Combining the terms for the positive and negative flux distributions, and expressing x and y in units of a, we have

$$\begin{equation} B_x(x,y) = \left(\frac{\Phi }{4 \pi a^2}\right) \sum _{j =-{\infty }}^{\infty } \frac{(2j+x)}{[(2j+x)^2+y^2]^{3/2}}, \end{equation} \tag{ A6 }$$

$$\begin{equation} B_y(x,y) = \left(\frac{\Phi }{4 \pi a^2}\right) \left[\sum _{j =-{\infty }}^{\infty }\frac{y}{[(2j+x)^2+y^2]^{3/2}} - \frac{r}{y} \right], \end{equation} \tag{ A7 }$$

where the positive quantity r = 2aσ/Φ is the ratio of the amount of minority-polarity flux to the amount of majority-polarity flux. These are the equations that we used to calculate the field-line distribution in Figure 15.
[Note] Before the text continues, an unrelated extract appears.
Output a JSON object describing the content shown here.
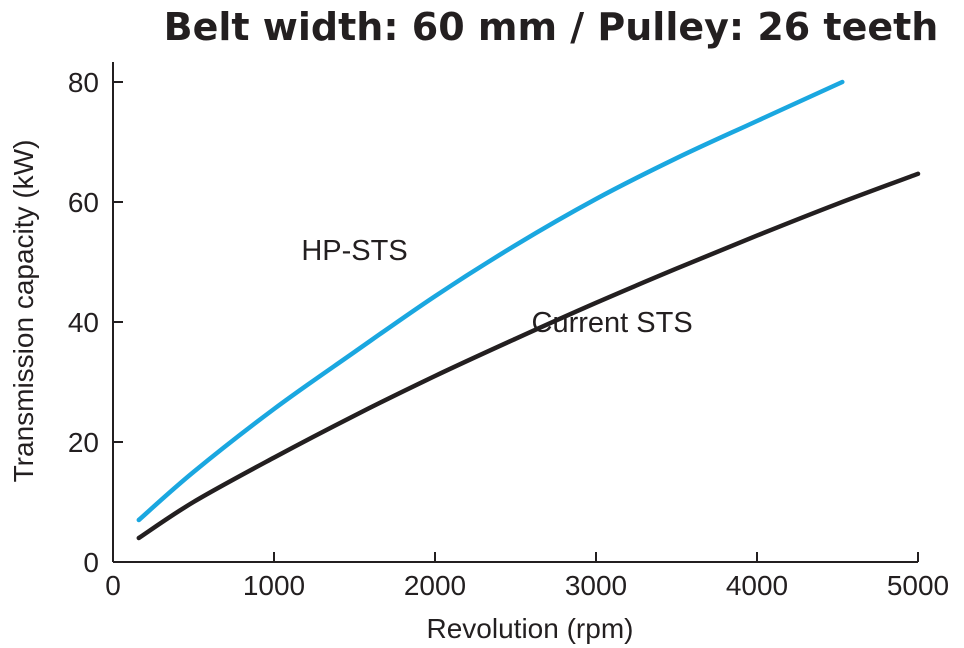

It is instructive to determine the location of the neutral points of the field, and thereby to learn how far the closed loops can reach from the Sun's surface. For this purpose, we note that B_x(x, y) vanishes whenever x/a is an odd integer. Consequently, we set x = 1, and determine y from the equation B_y(1, y) = 0. From Equation (A7), we obtain

$$\begin{equation} \sum _{j =-{\infty }}^{\infty }\frac{y}{[(2j+1)^2+y^2]^{3/2}} - \frac{r}{y} = 0, \end{equation} \tag{ A8 }$$

which is equivalent to

$$\begin{equation} y^2 \sum _{j =-{\infty }}^{\infty }\frac{1}{[(2j+1)^2+y^2]^{3/2}} = r. \end{equation} \tag{ A9 }$$

For y ≪ 1, Equation (A9) reduces to

$$\begin{equation} 2 \sum _{j = {0}}^{\infty }\frac{1}{(2j+1)^3} y^2 = r. \end{equation} \tag{ A10 }$$

Because the sum in Equation (A10) is approximately 1.05, we finally obtain the approximate relation

$$\begin{equation} y = \sqrt{\frac{r}{2.10}} {\sim } \sqrt{\frac{r}{2}}, \end{equation} \tag{ A11 }$$

where y is in units of the supergranular radius, a, and r is the minority- to majority-polarity flux ratio, 2aσ/Φ.

Thus, even for a value of r as large at 0.5, we would obtain y ∼ 0.5a, which means that the height of the neutral point would be only half a supergranular radius, or about 7500 km above the Sun's surface. For more realistic values of r in the range 0.1–0.3, the height of the neutral point would be 0.2–0.4 supergranular radii, or 3000–6000 km above the surface. Consequently, the closed loops must lie in the chromosphere where the field is not potential.